Indicators have been designed to measure ion concentrations, membrane potential, neurotransmitters, and various intracellular signaling molecules. A review of GPCR-based indicators for neuromodulators has been published by Rohner et al. (2024) The following list provides only examples for each class; many more have been published.

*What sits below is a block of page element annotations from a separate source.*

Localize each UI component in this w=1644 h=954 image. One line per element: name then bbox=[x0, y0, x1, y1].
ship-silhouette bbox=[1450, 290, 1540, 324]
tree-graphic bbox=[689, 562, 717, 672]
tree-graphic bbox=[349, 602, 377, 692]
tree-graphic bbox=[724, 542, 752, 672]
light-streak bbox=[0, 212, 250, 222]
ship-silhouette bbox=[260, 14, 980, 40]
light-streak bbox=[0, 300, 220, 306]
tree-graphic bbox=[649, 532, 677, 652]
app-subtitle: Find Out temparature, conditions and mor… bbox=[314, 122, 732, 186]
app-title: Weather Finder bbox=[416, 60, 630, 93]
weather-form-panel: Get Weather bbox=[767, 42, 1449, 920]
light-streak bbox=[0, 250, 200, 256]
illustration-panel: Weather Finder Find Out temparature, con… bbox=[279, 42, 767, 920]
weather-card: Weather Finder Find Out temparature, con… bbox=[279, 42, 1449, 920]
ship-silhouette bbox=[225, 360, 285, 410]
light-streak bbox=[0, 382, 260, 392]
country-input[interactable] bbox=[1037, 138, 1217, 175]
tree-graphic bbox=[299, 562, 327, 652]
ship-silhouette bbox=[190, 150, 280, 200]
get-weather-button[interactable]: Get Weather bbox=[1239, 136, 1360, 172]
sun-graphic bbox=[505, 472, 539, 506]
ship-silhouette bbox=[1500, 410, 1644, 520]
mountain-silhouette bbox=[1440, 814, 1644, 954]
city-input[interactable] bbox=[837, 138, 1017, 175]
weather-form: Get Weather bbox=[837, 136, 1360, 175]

=== Intracellular signaling ===
- Genetically encoded calcium indicators (GECI): A large class of tools, based on natural calcium binding proteins (calmodulin, troponin). Different affinities, kinetics, and colors (green, red) available. Read-out via fluorescence intensity (single wavelength indicators), FRET or BRET. Have been targeted to various organelles. Current version: JGCaMP8
- Genetically encoded chloride indicators: Clomeleon
- Genetically encoded potassium indicators: GINKO2
- Genetically encoded indicators for intracellular pH (GEPhI): CypHer
- Genetically encoded voltage indicators (GEVI): ASAP5, Ace-mNeon2
- Genetically encoded vesicle fusion sensors: Synapto-pHluorin, Synaptophysin-pHluorin
- Genetically encoded cAMP sensors: EPAC
- Genetically encoded ATP sensors: QUEEN-37C
- Genetically encoded kinase activity sensors: CaMui, SmURFP
- Genetically encoded Small G-protein sensors: FRas

=== Neurotransmitters and other extracellular signals ===
- Genetically encoded glutamate sensors: GluSnFR
- Genetically encoded GABA sensors: iGABASnFR
- Genetically encoded dopamine sensors: dLight1, GRAB-DA
- Genetically encoded serotonin sensors: GRAB_{5-HT}, sDarken, iSeroSnFR
- Genetically encoded norepinephrine sensors: GRAB_{NE}
- Genetically encoded sensor for endocannabinoid activity: GRAB_{eCB2.0}
- Genetically encoded sensor for orexin/hypocretin neuropeptides: OxLight1
- Genetically encoded sensor for lactate: eLACCO1.1

== Databases of fluorescent biosensors ==
Databases of fluorescent biosensors are being built and published where hundreds of such fusion proteins are listed. Among those databases are:
- Fluorescent Biosensor Database, a fairly complete searchable list of published sensors and their basic properties, maintained by Jin Zhang's lab at UCSD.
- Fluorescent Biosensors available on Addgene, a nonprofit plasmid repository.